Receita Federal admite validade de planejamentos entre empresas do mesmo grupo com autonomia real, mas restringe adoção de regimes de tributação distintos quando há confusão operacional


Receita Federal admite validade de planejamentos entre empresas do mesmo grupo com autonomia real, mas restringe adoção de regimes de tributação distintos quando há confusão operacional


Na Solução de Consulta COSIT nº 72/2025, publicada em 15 de abril, a Receita Federal reconheceu que grupos econômicos podem manter estruturas societárias distintas e regimes de apuração diversos, desde que haja efetiva autonomia patrimonial, administrativa e operacional entre as empresas.
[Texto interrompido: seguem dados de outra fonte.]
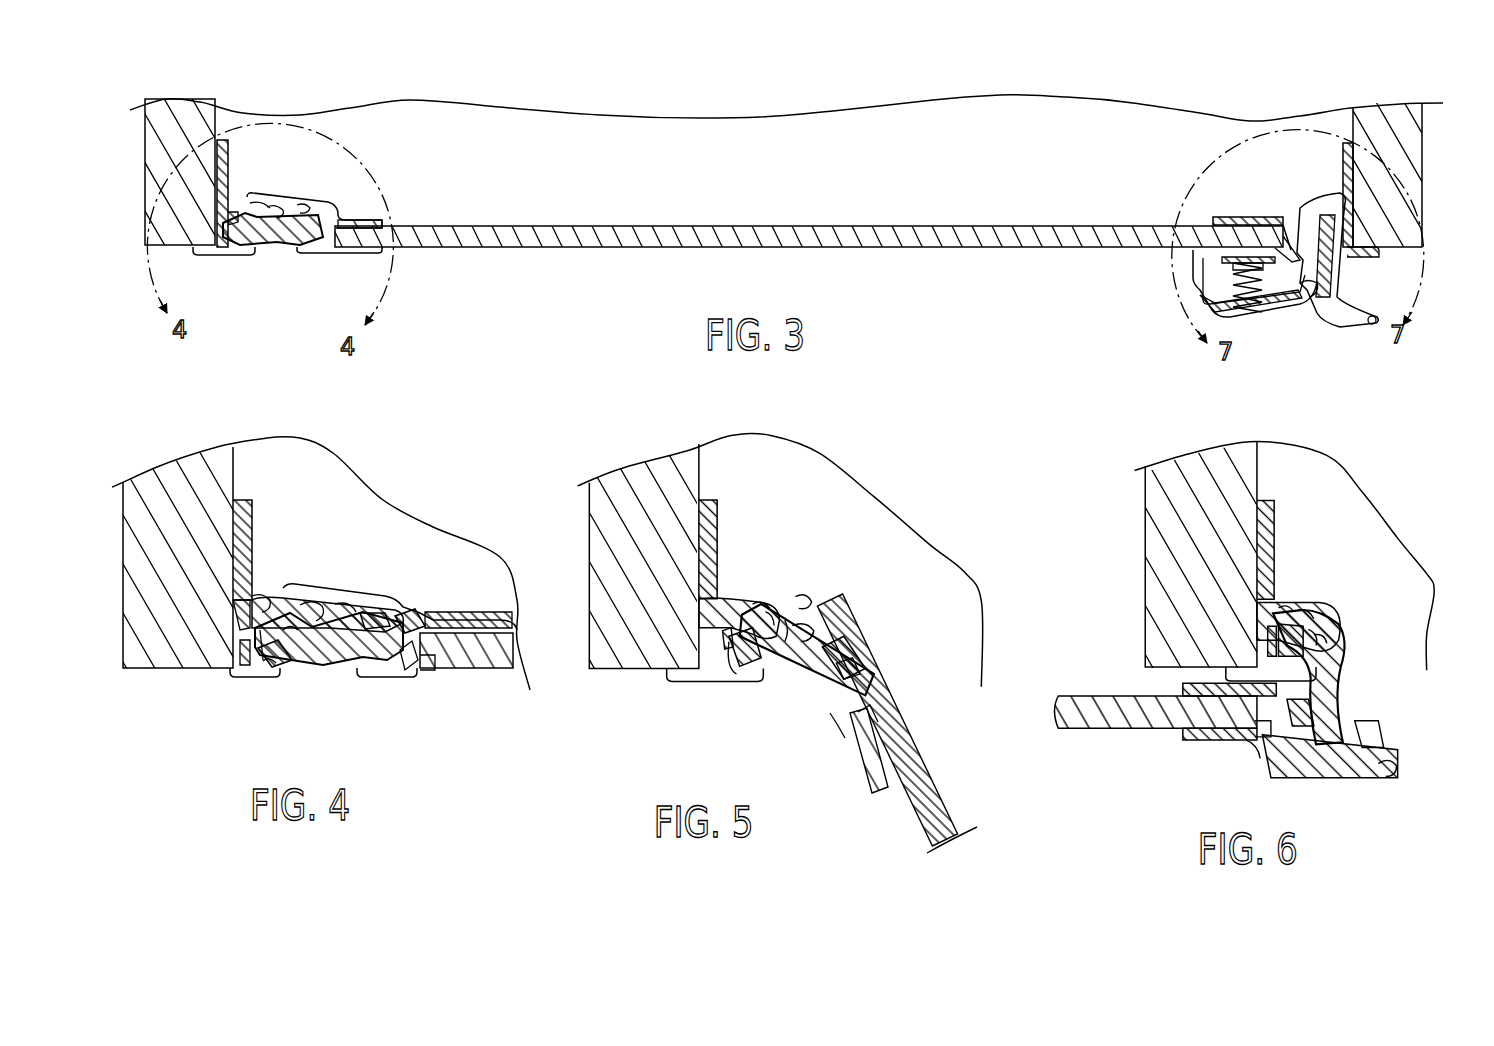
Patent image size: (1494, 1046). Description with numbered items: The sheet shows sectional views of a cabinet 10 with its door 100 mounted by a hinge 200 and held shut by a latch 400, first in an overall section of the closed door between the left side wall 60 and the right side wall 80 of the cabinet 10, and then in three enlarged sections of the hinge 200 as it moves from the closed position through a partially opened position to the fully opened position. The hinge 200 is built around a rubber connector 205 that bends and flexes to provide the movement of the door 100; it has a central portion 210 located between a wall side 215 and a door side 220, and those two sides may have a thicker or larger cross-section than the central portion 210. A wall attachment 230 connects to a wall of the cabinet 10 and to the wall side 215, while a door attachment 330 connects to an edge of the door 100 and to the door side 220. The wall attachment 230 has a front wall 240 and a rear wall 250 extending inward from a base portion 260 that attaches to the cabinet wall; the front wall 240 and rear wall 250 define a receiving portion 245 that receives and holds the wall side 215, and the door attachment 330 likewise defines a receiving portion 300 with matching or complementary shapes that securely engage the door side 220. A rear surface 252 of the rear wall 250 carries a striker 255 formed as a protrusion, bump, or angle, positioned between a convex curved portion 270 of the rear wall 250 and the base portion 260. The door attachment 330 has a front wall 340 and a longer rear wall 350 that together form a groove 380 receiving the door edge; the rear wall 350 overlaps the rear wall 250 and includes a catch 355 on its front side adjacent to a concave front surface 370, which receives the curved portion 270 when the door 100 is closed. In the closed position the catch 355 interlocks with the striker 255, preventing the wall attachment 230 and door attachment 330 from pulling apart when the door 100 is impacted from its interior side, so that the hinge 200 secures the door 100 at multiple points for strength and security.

Segundo o entendimento, a existência de sócios comuns e atividades semelhantes não impede, por si só, a aplicação de regimes distintos como Lucro Real e Lucro Presumido, desde que a separação entre as empresas seja substancial — e não apenas formal. Essa autonomia deve estar refletida na realidade fática operacional, com estruturas próprias e gestão independente, afastando indícios de confusão patrimonial e funcional.

Entretanto, o Fisco reforçou que, na ausência dessa autonomia, poderá desconsiderar as estruturas que envolvam a fragmentação de atividades entre múltiplas empresas para reduzir a carga fiscal, ainda que haja regularidade formal nas estruturas societárias. Indícios dessa fragmentação meramente formal são o mesmo quadro societário, mesmo grupo econômico, mesmo objeto social e mesma administração.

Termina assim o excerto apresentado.